City plans financing options for old elementary school demolition
MORRIS - The City of Morris hopes to finance the destruction of the old elementary school building using a combination of existing and new taxing districts.
The city will hold a public hearing on a recommendation to modify two existing Tax Increment Financing (TIF) districts and add a third district on Tuesday, Nov. 27 at 5:15 p.m.
When a TIF district is set up, the organizers establish the land that will be included in the district and set a project plan and budget for the district. In order to use TIF funds from the city's two existing districts, the city will need to modify their project plans and budget, said City Manager Blaine Hill.
The two existing districts - District 4 and District 8 - were used for Skyview Plaza and development near the Morris Fire Hall. The proposal also includes creating a new TIF district, District 15, to capture money generated on development at the old elementary school property.
The TIF money being generated by the existing districts won't be needed at the end of 2012 because the obligations for the district have been funded. The city could then, therefore, capture those funds, combine them with a new district on the old elementary school property, and generate money to finance a project there.
The TIF district proposal will also need to be approved by Stevens County and the Morris Area School District. Hill told the council he has already spoken to representatives from both municipalities.
"It's kind of a no-brainer for the school district because they got rid of a school building that they didn't have to pay to remove," said Hill. "This is a way for us to get that off of everybody's back and get that property back developing and doing good. ... That's going to help everybody."
The council approved a new drug and alcohol policy for city transit employees.
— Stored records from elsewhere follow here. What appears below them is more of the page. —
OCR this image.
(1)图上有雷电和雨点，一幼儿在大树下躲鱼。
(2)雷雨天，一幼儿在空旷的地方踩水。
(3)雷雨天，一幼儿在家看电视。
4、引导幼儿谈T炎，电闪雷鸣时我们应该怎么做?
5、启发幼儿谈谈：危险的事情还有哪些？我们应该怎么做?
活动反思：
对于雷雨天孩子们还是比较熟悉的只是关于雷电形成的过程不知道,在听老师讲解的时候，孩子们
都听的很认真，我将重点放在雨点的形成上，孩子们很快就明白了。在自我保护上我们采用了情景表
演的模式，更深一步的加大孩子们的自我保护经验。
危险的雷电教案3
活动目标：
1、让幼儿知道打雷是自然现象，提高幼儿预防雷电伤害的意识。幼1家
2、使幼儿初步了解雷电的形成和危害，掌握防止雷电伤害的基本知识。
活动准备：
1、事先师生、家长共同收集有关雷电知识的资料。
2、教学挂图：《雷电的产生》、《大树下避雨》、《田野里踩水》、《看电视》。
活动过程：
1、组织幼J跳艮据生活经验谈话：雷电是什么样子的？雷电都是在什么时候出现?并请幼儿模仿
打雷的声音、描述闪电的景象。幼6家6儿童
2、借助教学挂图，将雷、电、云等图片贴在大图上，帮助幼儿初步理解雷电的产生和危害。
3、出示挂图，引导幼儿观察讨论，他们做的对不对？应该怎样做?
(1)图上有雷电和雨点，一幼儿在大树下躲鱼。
The city now has a zero tolerance policy for drivers found to be using drugs or alcohol while driving, a policy that is more in line with federal standards.
"The policy that we have right now is kind of a combination of zero tolerance and second chance - many, many things already are zero tolerance in the current policy," said City Finance Director Deb Raasch. "We felt that because it's transit, you're driving people around, that safety was number one and that it should be changed."
The Morris Police Department had identified unlicensed junked cars that need to be removed and has sent letters to owners.
"If they aren't removed, then the cars will be towed away like we do with snow removal," Hill told the council in a memo.